According to the periodic report from January to May 2018 by the Committee of Public Accounts, there were 472 contracts of service in RTÉ and they involve 81 incorporated limited companies.
I will make a number of points on this issue. All broadcasting and media organisations have a fetish about personalities. There is a belief among broadcasting organisations in particular that, in some way, on-screen talent should be treated differently. I reject this notion. Whether in the public service broadcaster or anywhere else, it has a number of negative consequences. It denies some employees the opportunity for promotion, favours people who are on contracts for service or limited companies and has the potential for discrimination on age or gender grounds. I have not seen any justification for offering people contracts for service by virtue of the fact they perform one job rather than another.
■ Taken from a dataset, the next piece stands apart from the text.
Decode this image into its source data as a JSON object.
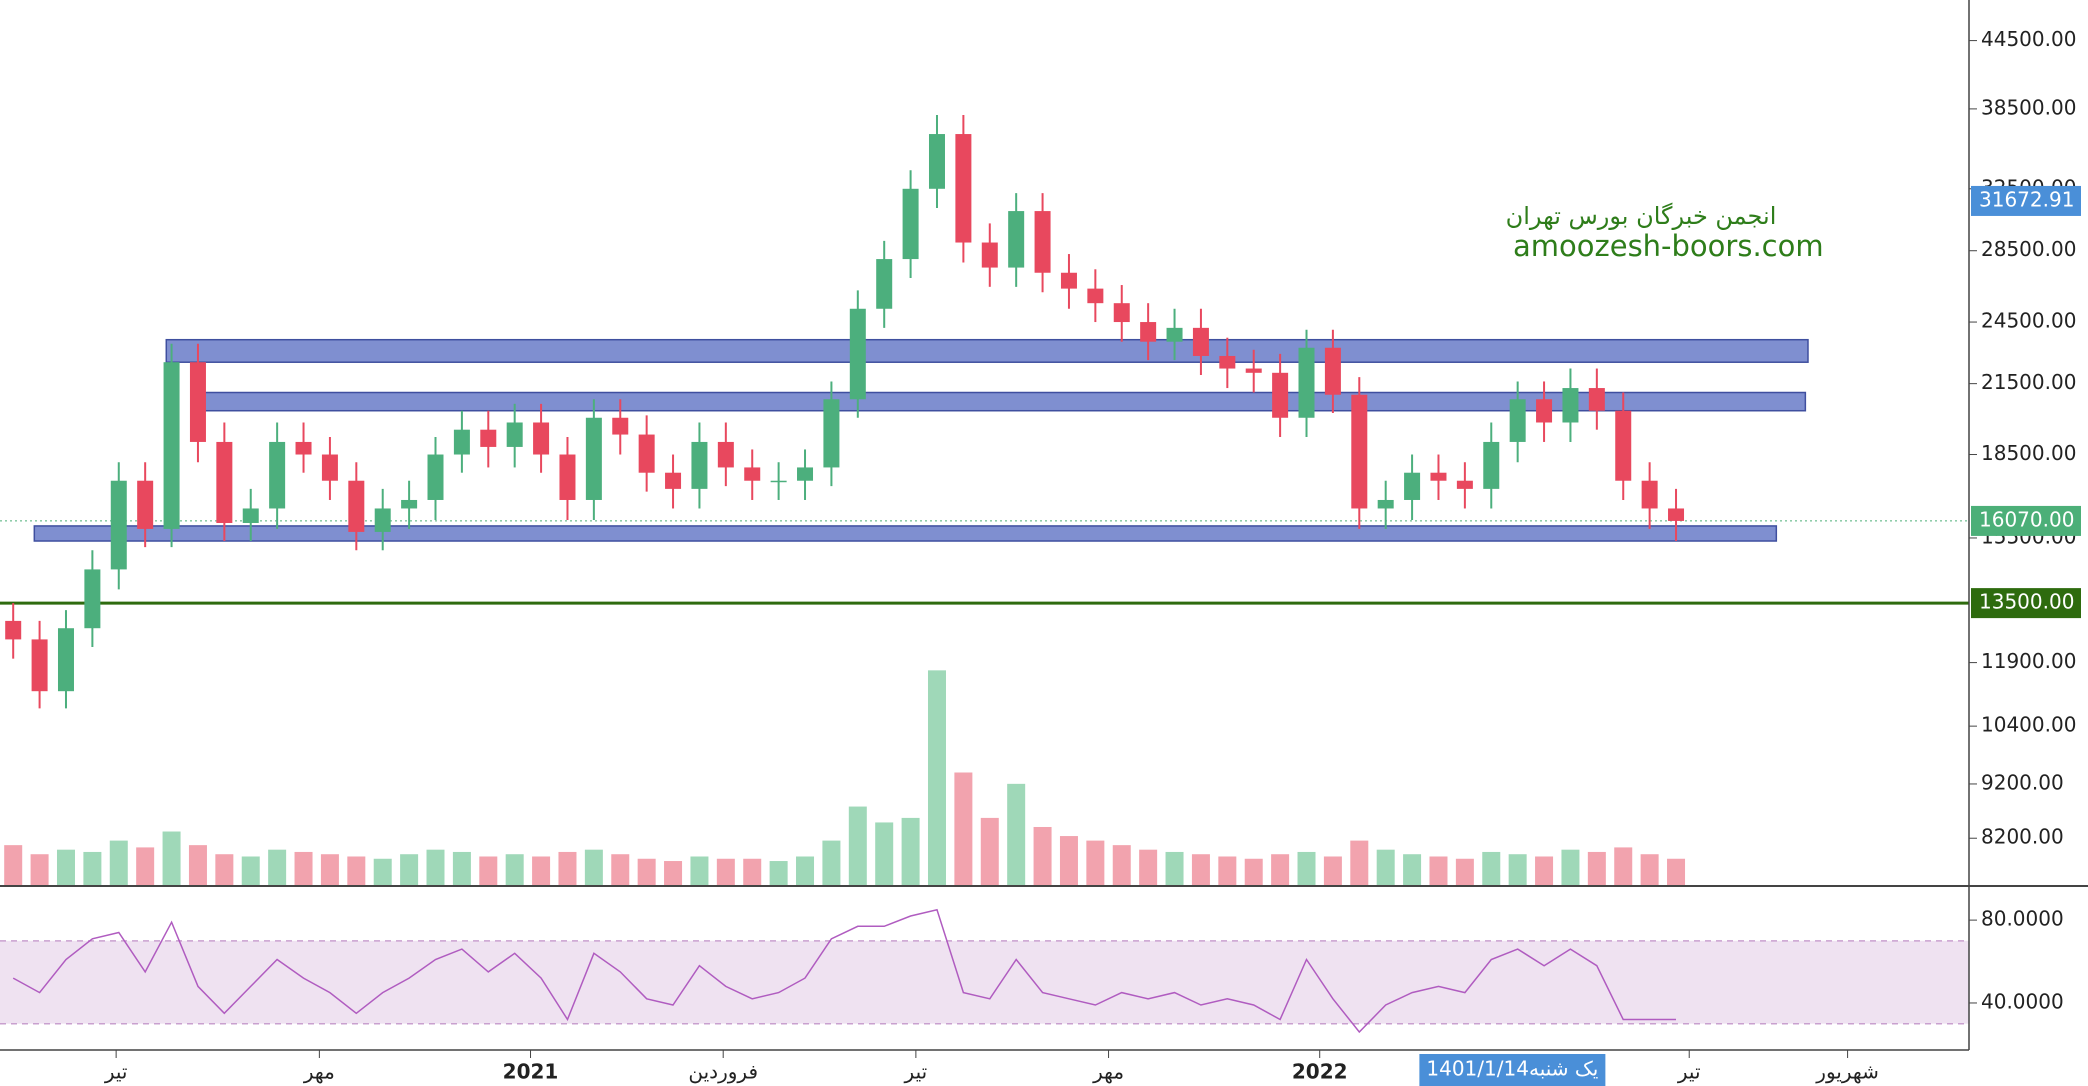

Workers who have been denied contracts of employment in RTÉ will look for retrospection, as happens on an ongoing basis in other companies. Returning to the question that has been asked about why people do not put their heads above the parapet - my colleagues will have had the same experience - it is because they are told by the organisation that it cannot afford to make them employees as it would cost too much if it must pay retrospection. They are told they are endangering the profitability of the company. We have been very clear that workers who have been denied rights are under no obligation to subsidise in any way the cost of correcting a wrong. This is also reflected in congress's submission.
I stress that this problem is not confined to RTÉ. It has been rampant in many media organisations, mainly but not exclusively those that are not unionised. The problems identified by Ms King and Mr. Wall are also linked to inadequate protection arising from trade union membership or refusal to recognise unions. The issue is linked to bogus redundancies. In many ways, it is also linked to the operation of outsourcing programmes in our industry, whereby people have been forced out of work and then offered work for a company that, on the face of it, has no connection with the original parent company but when we dig deep enough we find they are all part of a family.